UPDATE: Reader Judith:

As a former leftist, IMO they live in an internal police state of their own making. When I took a job running an anti-poverty advocacy group, every day was about learning the parameters of permissible speech and action. There was a whole groupthink movement to which one had to conform. We can’t say this (because it might hurt the cause to acknowledge a weakness), we can’t say that (because it is suddenly revealed to be disrespectful), we must give voice to poor people of color and silence unpoor or voluntarily poor whites, especially men, we must protest this policy even if it makes sense because everyone else is, we must fight for that policy even if we stretch the truth to defend it because that’s how we win… it is an exhausting and anxiety-provoking way to live, constantly censoring your own intelligent questions. I think people eventually either come to their senses and exit or harden their positions and close their minds — to the enemy without and within. There is an internal split, perhaps warfare, entailed in this struggle to remain within PC bounds that inevitably leads to punishing dissenters.

Reader Santiago:

As another former leftist, what Judith says is all-too familiar to me, and the popularization of this ideology has been fascinating and terrifying to watch. Back in the 90s and into the late 2000s, this kind of thought had been largely relegated to anarchist and underground music circles, and a few academic leftovers from the new communist movement (Noel Ignatiev being one important conduit between these worlds). It was countercultural, profoundly destabilizing for any kind of in-group cohesion, and few of these communities and social groups lasted very long. In these circles, a total commitment to the political was required, which was obviously suffocating and impossible to maintain on a small scale.

Now it has metastasized, and as this blog notes almost daily, become nearly “hegemonic” in academic discourse, the corporate world, the literary publishing world (of which Gay is a part), and more recently, mainstream politics.

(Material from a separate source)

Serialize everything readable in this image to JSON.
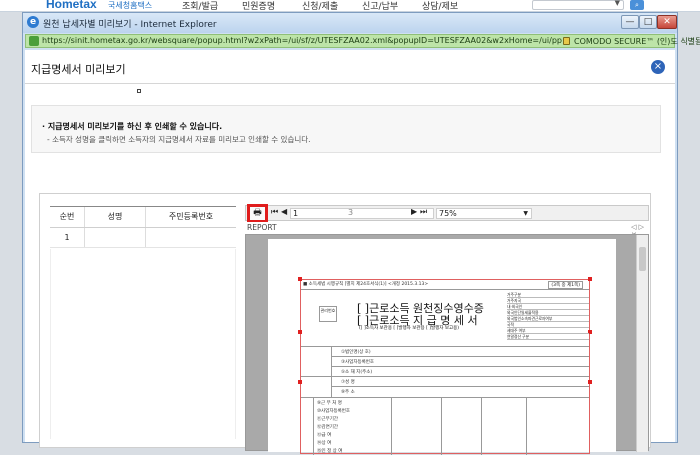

Even while this “SJW” or “woke” mentality is thoroughly paranoid, seeing oppression everywhere, and corrosive of social bonds, it seems to be kept alive through widespread institutional support and transmission through social media. And it is stronger because it has origins in a number of different sources, not just Critical Race Theory and legal studies, as is commonly claimed. On a wider scale, it is the Christian concern for victims in a milieu of waning or heretical Christianity — which becomes vengeance for victims. It’s a symptom of the re-paganization of the U.S. in the Girardian sense.

The implications of this are that it is becoming more and more common to meet the Roxanne Gays of the world in everyday life–even among middle and even some working class people, who have no institutional ties to academia or Silicon Valley. This is an emerging cross-class ideology, which may make the Democrats much more resilient for the near future.

While the commenters above are right that many Republican lawmakers and the business leaders are toxic and horrible, the average conservative or conservative-leaning libertarian seems to treat their neighbors with dignity on a day-to-day basis. The difference is usually Christianity, or proximity to Christian culture.